Among Harlan's children, son Thomas is the most polarizing. Although he once collaborated with his father by writing the script for Verrat in Deutschland (1955), in later years he became a staunch Nazi hunter, author, and activist, calling Jud Suss a murder weapon in an archival TV interview, and arguing that while his father may not have disliked Jews, he never would’ve forced his wife to co-star in a racist film had he been ordered to make it; in Thomas’ eyes, her participation supports the claim that he made the film because it was an opportunity to work.

The racist content is also discussed in terms of Harlan’s own leanings. One theory posits the film was a venue wherein he could vent his anger towards his failed marriage to Dora Gerson, who was Jewish, and died in Auschwitz.

Later in Moeller's doc, the camera crew follows select family members as they attend a screening of Jud Suss at the Murnau Foundation (which owns the film and controls its exhibition in Germany within an educational setting). After an intro from a historian and the screening, the responses vary from Harlan’s daughter Maria Korber finding the film ‘vomitous,’ and granddaughters Lotte, Nele and Lena seemingly regarding it as an melodramatic artifact that no longer reflects their generation’s reality.

Moeller also uses a wealth of archival stills, home movies, interviews and film clips, all supported by Marco Hertenstein's excellent score, and while Harlan himself did pen an autobiography (and has been scrutinized in several biographies), the doc is an earnest, intelligent attempt to discuss the impact of a film and its auteur has had on two generations of the Harlan family.

Zeitgeist’s DVD includes a booklet with short bios of the director’s extended family. More important, however, is a lengthy interview with writer / director Alexander Kluge, whose comments are a mix of reflection, philosophical observations, and opinions on Harlan’s validity as a director during and after WWII. Kluge essentially fills in the gaps not addressed by Harlan director Moeller because the latter structured his doc to unravel according to the answers and views of his subjects.

Kluge clearly struggles at times to articulate some views because the issues within Moeller’s doc can’t be distilled into a simple sentence. There are cultural issues, aspects of guilt, and whether Jud Suss managed to brainwash the masses into hating Jews, or just reinforced the beliefs of a governing majority.
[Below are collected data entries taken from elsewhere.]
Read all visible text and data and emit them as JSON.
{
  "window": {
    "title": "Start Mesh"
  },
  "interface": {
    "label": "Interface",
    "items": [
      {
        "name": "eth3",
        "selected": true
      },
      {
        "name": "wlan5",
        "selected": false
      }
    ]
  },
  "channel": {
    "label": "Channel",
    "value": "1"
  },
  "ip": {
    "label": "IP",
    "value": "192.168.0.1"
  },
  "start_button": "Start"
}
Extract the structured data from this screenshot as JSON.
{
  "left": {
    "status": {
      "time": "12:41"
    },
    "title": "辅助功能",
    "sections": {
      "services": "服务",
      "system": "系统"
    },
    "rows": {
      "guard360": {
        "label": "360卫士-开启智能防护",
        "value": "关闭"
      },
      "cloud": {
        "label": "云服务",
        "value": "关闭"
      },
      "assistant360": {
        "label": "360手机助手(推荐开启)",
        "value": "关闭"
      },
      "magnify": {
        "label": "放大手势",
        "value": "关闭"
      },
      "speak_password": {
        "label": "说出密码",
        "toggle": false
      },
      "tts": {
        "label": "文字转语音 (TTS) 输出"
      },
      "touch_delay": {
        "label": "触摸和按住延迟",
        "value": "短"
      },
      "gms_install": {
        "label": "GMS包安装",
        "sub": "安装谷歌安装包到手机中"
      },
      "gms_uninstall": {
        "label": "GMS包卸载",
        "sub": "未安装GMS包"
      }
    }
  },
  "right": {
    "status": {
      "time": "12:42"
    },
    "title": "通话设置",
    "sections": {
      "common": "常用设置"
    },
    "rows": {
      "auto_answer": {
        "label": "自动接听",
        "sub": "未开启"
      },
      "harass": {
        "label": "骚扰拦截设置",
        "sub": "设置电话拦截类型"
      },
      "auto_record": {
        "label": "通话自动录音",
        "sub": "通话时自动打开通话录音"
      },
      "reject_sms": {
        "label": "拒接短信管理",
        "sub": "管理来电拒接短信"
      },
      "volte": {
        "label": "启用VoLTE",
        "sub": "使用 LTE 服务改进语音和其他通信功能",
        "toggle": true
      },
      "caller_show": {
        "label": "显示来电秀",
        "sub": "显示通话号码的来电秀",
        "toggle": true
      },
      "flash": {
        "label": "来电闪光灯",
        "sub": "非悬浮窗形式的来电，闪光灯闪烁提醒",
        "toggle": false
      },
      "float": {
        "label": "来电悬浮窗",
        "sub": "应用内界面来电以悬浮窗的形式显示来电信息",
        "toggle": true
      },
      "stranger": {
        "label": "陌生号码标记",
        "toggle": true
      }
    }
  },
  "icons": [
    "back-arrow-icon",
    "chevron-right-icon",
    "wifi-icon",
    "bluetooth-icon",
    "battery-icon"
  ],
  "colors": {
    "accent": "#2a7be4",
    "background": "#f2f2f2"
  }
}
Granddaughter Jessica Jacoby also appears in a separate featurette where she responds to several audience questions regarding her family after the film was screened at New York City’s Goethe-Institut.

Collectively, the Q&As provide further context to a man and a work which will never be easy to categorize, although viewers unfamiliar with Jud Suss (1940) - in terms of its background, if not the film itself, may find Moeller's doc rather incomplete.